В ближайшем поселке была, конечно, каличная, но ничего, кроме марганцовки и горчичников в ней не продавалось. Зато в огородах росли бошки.

Антинаркотическая кампания не проникла в среднерусскую глубинку, чем Шура Кикоззз и пользовалась, еженощно совершая набеги на соседние деревни на предмет дербана лишнего мачья.

Там ее и нашел Навотно Стоечко.

Шура Кикоззз сперва обрадовалась, обняла его, но потом отступила на шаг и спросила:

– Привез?

Навотно Стоечко кивнул.

– Много?

Навотно Стоечко снова кивнул.

– Будешь?

Третий раз кивнул Навотно Стоечко, и Шура Кикоззз разрыдалась:

– Я же не вытерплю!

На этот раз Навотно Стоечко пожал плечами, как бы показывая, что это его не волнует.

Вечерело. Шура Кикоззз и Навотно Стоечко перекусили и пошли гулять в леса. Карманы Навотно Стоечко подозрительно оттопыривались, но невозможно было угадать, что же они на самом деле скрывают.

Набредя на подходящую полянку, Навотно Стоечко сел прямо на землю и разложил носовой платок. Через мгновение на нем появились колючки, пара сучков и фуфырик, обмотанный скотчем.

Любознательные муравьи попытались тут же проникнуть на новую территорию, но были безжалостно сдуты в траву.

Все было готово, и Навотно Стоечко приступил к ритуалу. Надев выборку на пятишку, он проколол резиновую пробку на обмотанном фуфыре, и набрал в баян два квадрата. После этого он вопросительно взглянул на Шуру Кикоззз. Та махнула рукой:

– Полтора, бля!..

Баян в руке Навотно Стоечко пополнился еще полутора кубами. Слив все это в щелочильный фуфырь, Навотно Стоечко сыпанул туда децил соды и стал наблюдать, как пузырится винт, доходя до готовности.

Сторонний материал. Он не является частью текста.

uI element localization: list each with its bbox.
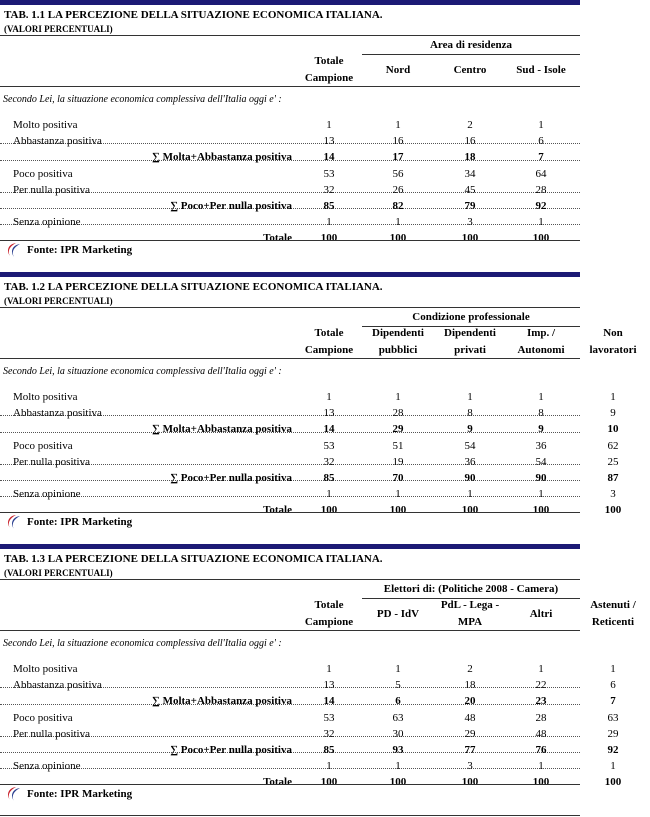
table-cell: 53 xyxy=(323,168,335,180)
group-header: Area di residenza xyxy=(429,39,513,51)
table-cell: 1 xyxy=(326,391,332,403)
table-cell: 6 xyxy=(610,679,616,691)
row-label: Senza opinione xyxy=(13,216,81,228)
column-header-line: privati xyxy=(454,344,486,356)
table-cell: 100 xyxy=(389,232,407,244)
table-cell: 28 xyxy=(392,407,404,419)
table-cell: 90 xyxy=(535,472,547,484)
column-header-line: Dipendenti xyxy=(372,327,424,339)
ipr-logo-icon xyxy=(4,513,24,531)
row-label: Poco positiva xyxy=(13,168,73,180)
table-cell: 53 xyxy=(323,712,335,724)
table-cell: 18 xyxy=(464,679,476,691)
table-cell: 1 xyxy=(610,391,616,403)
table-cell: 100 xyxy=(461,232,479,244)
table-cell: 9 xyxy=(538,423,544,435)
column-header-line: Autonomi xyxy=(517,344,565,356)
column-header xyxy=(578,325,648,359)
source-text: Fonte: IPR Marketing xyxy=(27,516,133,528)
question-text: Secondo Lei, la situazione economica complessiva dell'Italia oggi e' : xyxy=(3,94,282,105)
table-cell: 92 xyxy=(607,744,619,756)
table-cell: 19 xyxy=(392,456,404,468)
source-text: Fonte: IPR Marketing xyxy=(27,244,133,256)
group-header: Condizione professionale xyxy=(412,311,530,323)
column-header xyxy=(363,62,433,79)
table-cell: 54 xyxy=(464,440,476,452)
table-cell: 6 xyxy=(395,695,401,707)
table-cell: 100 xyxy=(604,776,622,788)
table-cell: 1 xyxy=(610,760,616,772)
row-label: Abbastanza positiva xyxy=(13,679,102,691)
table-section-1 xyxy=(0,0,650,272)
table-cell: 48 xyxy=(535,728,547,740)
question-text: Secondo Lei, la situazione economica complessiva dell'Italia oggi e' : xyxy=(3,638,282,649)
table-cell: 3 xyxy=(610,488,616,500)
ipr-logo-icon xyxy=(4,785,24,803)
column-header xyxy=(578,597,648,631)
table-cell: 1 xyxy=(395,216,401,228)
row-label: Molto positiva xyxy=(13,119,78,131)
table-cell: 28 xyxy=(535,184,547,196)
table-cell: 77 xyxy=(464,744,476,756)
table-cell: 85 xyxy=(323,200,335,212)
table-cell: 29 xyxy=(607,728,619,740)
table-cell: 100 xyxy=(532,232,550,244)
column-header-line: Altri xyxy=(529,608,553,620)
table-title: TAB. 1.1 LA PERCEZIONE DELLA SITUAZIONE ECONOMICA ITALIANA. xyxy=(4,9,383,21)
table-cell: 1 xyxy=(326,216,332,228)
table-cell: 13 xyxy=(323,679,335,691)
table-cell: 8 xyxy=(467,407,473,419)
source-line xyxy=(4,785,132,803)
table-cell: 56 xyxy=(392,168,404,180)
table-cell: 1 xyxy=(610,663,616,675)
row-label: Per nulla positiva xyxy=(13,184,90,196)
row-label: ∑ Molta+Abbastanza positiva xyxy=(151,151,292,163)
table-cell: 54 xyxy=(535,456,547,468)
table-cell: 100 xyxy=(532,504,550,516)
table-cell: 14 xyxy=(323,151,335,163)
column-header-line: Reticenti xyxy=(591,616,635,628)
row-label: ∑ Poco+Per nulla positiva xyxy=(170,200,292,212)
column-header-totale xyxy=(294,325,364,359)
table-cell: 17 xyxy=(392,151,404,163)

Когда сода перестала давать пузыри, Навотно Стоечко одним движением намотал на выборку метлу и выбрал себе двушку. Просушив петуха, он сменил выборку на ширяльную колючку, и на этом предварительные приготовления были завершены. Наступил решающий момент ритуала. Закатав рукав рубашки, Навотно Стоечко отвел руку назад, и, с силой прижав бицепс к боку, вытянул руку вперед. Кожа на ней перекрутилась, и тут же выступили вены, над которыми виднелись красноватые точки дорог.

Над его головой пролетела, хлопая кожаными крыльями, ранняя летучая мышь.

Шура Кикоззз, сощурив подслеповатые глаза, наблюдала за тем, как колючка вонзилась в кожу, как потекла в сучок кровь Навотно Стоечко, как бегунок заскользил к канюле, вдавливая в веняк раствор винта.